I'm due to replace my selector (for the third time) on my ES-135. I'd love to find a great one. 
Anybody tried the Free Way? Is the switchcraft the only game in town?


----------



## blam (Feb 18, 2011)

i'm a fan of switchcraft switches personally.

I bought an allparts one by accident and I definitely prefer the feel and design of the switchcraft


----------



## mhammer (Nov 30, 2007)

Cups said:


> I'm due to replace my selector (for the third time) on my ES-135. I'd love to find a great one.
> Anybody tried the Free Way? Is the switchcraft the only game in town?


Is your ES-135 a P-90 equipped model, or HB-equipped. If P-90, I can't see any particular advantage to paying more for the switching capabilities of the Freeway.


----------



## Cups (Jan 5, 2010)

Should have clarified; it had p-90s but there are 4 conductor humbuckers now. I have push pull pots for series/parallel switching now.
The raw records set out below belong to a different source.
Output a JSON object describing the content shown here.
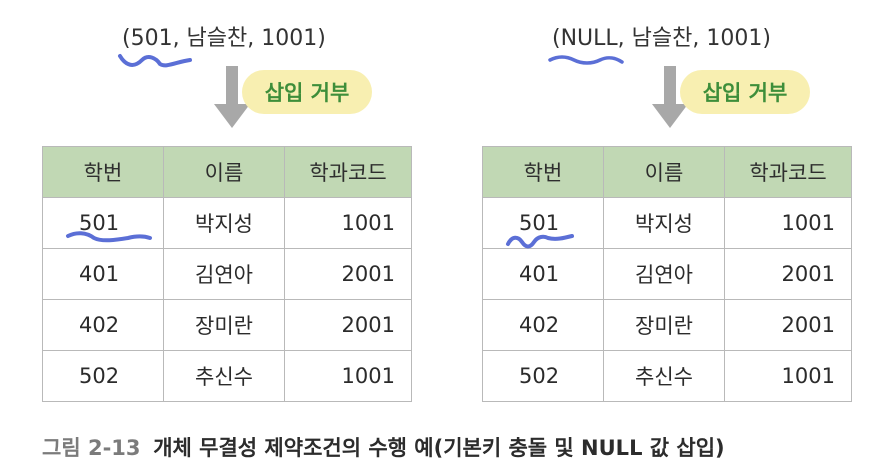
{
  "left": {
    "tuple": "(501, 남슬찬, 1001)",
    "badge": "삽입 거부",
    "table": {
      "headers": [
        "학번",
        "이름",
        "학과코드"
      ],
      "rows": [
        [
          "501",
          "박지성",
          "1001"
        ],
        [
          "401",
          "김연아",
          "2001"
        ],
        [
          "402",
          "장미란",
          "2001"
        ],
        [
          "502",
          "추신수",
          "1001"
        ]
      ]
    }
  },
  "right": {
    "tuple": "(NULL, 남슬찬, 1001)",
    "badge": "삽입 거부",
    "table": {
      "headers": [
        "학번",
        "이름",
        "학과코드"
      ],
      "rows": [
        [
          "501",
          "박지성",
          "1001"
        ],
        [
          "401",
          "김연아",
          "2001"
        ],
        [
          "402",
          "장미란",
          "2001"
        ],
        [
          "502",
          "추신수",
          "1001"
        ]
      ]
    }
  },
  "caption": {
    "figure": "그림 2-13",
    "text": "개체 무결성 제약조건의 수행 예(기본키 충돌 및 NULL 값 삽입)"
  },
  "colors": {
    "header_bg": "#c1d8b4",
    "badge_bg": "#f8efb1",
    "badge_text": "#3e8e3a",
    "arrow": "#a8a8a8",
    "squiggle": "#5b6fd6"
  }
}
They don't feel good for guitar volume purposes though but that's for another thread....


----------



## GTmaker (Apr 24, 2006)

I'm not implying that you dont know what your doing but I would suggest that the most important component
in making your guitar sound clean and noise free is the actual wireing.
Using quality components goes with out saying BUT you still have to put all the pieces together.

Does this look like something that you'll be going for.?








and thats just on the switch end...

G.


----------



## Cups (Jan 5, 2010)

Should my switches be lasting longer? I've had the guitar for twenty years. I'd say a switch lasting ten years isn't bad but was wondering if there is something I'm missing. I'd also like to hear from people who install and fix these things. It seems there hasn't been much of an evolution to these switches.


----------



## dradlin (Feb 27, 2010)

The life span of a toggle switch will relate to: how much you use it; the environment and environmental changes that it is subjected to; how you maintain it; and it's initial design, materials, and construction.

On a LP type of guitar, I've encounter no switch remotely close to a Switchcraft. 

I haven't seen a Free-Way switch, but the added switching modes cause me to ponder it's long term durability and quiet operation, particularly for one who has a durability issue with a Switchcraft.


----------



## mhammer (Nov 30, 2007)

Lifespan will depend on how much you switch (for example, are you one of those folks who use rapid back and forth switching as an effect?), but also the atmospheric conditions around the guitar that may contribute to varying degrees of tarnish and its rate of accumulation. Replacement after 10 years is certainly a nuisance for an instrument of that form-factor, but in terms of cost, I would not personally consider it unreasonable.


----------



## HansenKustoms (Dec 16, 2013)

The Freeway toggles are decent quality but nowhere near as robust as switchcraft


----------